D'où cette question : pourquoi le Parti républicain s'obstine-t-il ? Pourquoi le speaker John Boehner, vieux routier de Washington, des "sages" comme John McCain ou Jeb Bush, ne parviennent-ils pas à ramener à la raison les jeunes élus du Tea Party qui rêvent d'insurrection politique ? En réalité, le parti souffre aujourd'hui d'une grave crise d'identité, résultat de la descente aux enfers qu'il a engagée depuis quelques années. Celle-ci a commencé lors de la présidentielle de 2008 lorsque le parti, déboussolé, a mis en selle Sarah Palin ("une terrible erreur", m'a un jour confié Steve Schmidt, patron de la campagne de John McCain). Le coup se voulait habile, le résultat fut calamiteux. Derrière elle, les tea parties se sont engouffrés : un mouvement essentiellement blanc, réactionnaire, rêvant de bouter hors de la Maison Blanche un président noir au nom impossible, et de remonter le temps, vers une Amérique mythique qui aurait été blanche, pieuse, rurale et tournerait le dos au monde et à Washington.
Portés par cette vague, les candidats du Tea Party – jeunes, agressifs, le verbe simplificateur – se sont imposés dans bien des primaires locales en2008 et 2010, chassant les républicains à l'ancienne, pas assez "purs" à leurs yeux. Elus dans des circonscriptions retaillées pour être le plus homogènes possible, ils ont emporté quelques dizaines de sièges à la Chambre (ils ne sont qu'une poignée au Sénat) et, depuis, mènent une vie impossible aux républicains modérés, les entraînant dans une série de fautes politiques graves.
DÉNI DE RÉALITÉ
La première est l'incapacité chronique à accepter une défaite. Ainsi, la réforme de la santé – votée en 2010, confirmée en 2012 par la Cour suprême et par le résultat de la présidentielle, financée – est en application.
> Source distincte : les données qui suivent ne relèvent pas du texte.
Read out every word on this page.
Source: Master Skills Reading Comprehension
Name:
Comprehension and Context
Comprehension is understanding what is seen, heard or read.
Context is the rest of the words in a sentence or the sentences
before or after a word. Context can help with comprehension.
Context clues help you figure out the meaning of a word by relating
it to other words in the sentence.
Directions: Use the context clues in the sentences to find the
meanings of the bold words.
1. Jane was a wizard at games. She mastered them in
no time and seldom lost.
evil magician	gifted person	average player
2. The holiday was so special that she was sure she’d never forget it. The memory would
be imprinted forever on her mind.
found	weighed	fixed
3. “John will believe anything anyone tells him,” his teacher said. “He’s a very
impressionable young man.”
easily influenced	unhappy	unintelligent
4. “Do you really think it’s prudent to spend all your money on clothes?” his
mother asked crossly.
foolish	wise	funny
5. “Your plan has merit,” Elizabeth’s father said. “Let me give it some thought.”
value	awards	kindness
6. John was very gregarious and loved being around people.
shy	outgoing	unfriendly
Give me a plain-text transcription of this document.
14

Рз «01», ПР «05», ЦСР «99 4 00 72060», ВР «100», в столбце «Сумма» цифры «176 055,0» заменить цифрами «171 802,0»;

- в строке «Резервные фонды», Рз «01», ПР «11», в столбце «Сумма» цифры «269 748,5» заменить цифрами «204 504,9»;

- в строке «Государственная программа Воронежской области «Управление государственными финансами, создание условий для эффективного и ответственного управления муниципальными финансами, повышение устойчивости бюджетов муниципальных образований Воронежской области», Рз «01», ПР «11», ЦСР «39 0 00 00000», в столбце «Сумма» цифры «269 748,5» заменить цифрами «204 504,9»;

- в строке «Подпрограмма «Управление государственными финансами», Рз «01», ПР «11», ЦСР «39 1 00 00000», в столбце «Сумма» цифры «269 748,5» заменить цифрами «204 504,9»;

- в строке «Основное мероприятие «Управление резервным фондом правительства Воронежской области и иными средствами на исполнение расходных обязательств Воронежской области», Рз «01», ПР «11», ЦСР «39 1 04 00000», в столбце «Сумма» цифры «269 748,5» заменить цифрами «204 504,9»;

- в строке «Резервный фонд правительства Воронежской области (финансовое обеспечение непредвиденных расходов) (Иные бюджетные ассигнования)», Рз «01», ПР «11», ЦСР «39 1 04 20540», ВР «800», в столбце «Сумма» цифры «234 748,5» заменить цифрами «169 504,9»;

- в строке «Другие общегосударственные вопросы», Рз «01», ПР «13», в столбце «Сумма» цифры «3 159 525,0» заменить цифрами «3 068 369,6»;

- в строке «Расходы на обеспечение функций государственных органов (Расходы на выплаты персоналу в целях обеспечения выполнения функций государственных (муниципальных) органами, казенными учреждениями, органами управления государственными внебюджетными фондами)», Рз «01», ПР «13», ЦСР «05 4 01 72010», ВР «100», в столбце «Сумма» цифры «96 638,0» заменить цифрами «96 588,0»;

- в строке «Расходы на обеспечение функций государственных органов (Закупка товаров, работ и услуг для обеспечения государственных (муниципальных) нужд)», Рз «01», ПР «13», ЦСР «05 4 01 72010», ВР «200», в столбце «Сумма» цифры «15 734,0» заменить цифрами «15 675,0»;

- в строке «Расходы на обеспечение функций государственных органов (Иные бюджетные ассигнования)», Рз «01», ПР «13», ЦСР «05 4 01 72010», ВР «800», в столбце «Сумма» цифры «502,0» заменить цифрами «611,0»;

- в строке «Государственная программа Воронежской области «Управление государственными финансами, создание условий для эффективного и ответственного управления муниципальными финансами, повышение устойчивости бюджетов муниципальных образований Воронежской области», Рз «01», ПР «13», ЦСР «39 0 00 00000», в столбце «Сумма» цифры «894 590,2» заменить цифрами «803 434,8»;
Peu importe, les ultras la considèrent toujours comme illégitime. Deuxième faute : le rejet systématique du compromis. Si les Pères fondateurs ont conçu un système tel que chacune des trois branches du pouvoir puisse bloquer les deux autres, c'est pour que, du blocage, sortent des solutions négociées et acceptables par tous. Considérer tout compromis comme une trahison, c'est rejeter le sens même de la Constitution et rendre le pays ingouvernable. Cette dérive radicale va bien au-delà du débat budgétaire. Les ultras rejettent la science, le réchauffement du climat et ils mènent des combats d'arrière-garde contre une révolution des mœurs pourtant irréversible… Car les femmes américaines ne renonceront pas à la contraception ni au droit à l'avortement, les couples homosexuels n'abandonneront pas leur quête de l'égalité; aujourd'hui, la majorité des adultes ne sont pas mariés, le groupe "religieux" qui augmente le plus vite est celui des agnostiques. Telle est l'Amérique vraie qu'ils ne veulent voir.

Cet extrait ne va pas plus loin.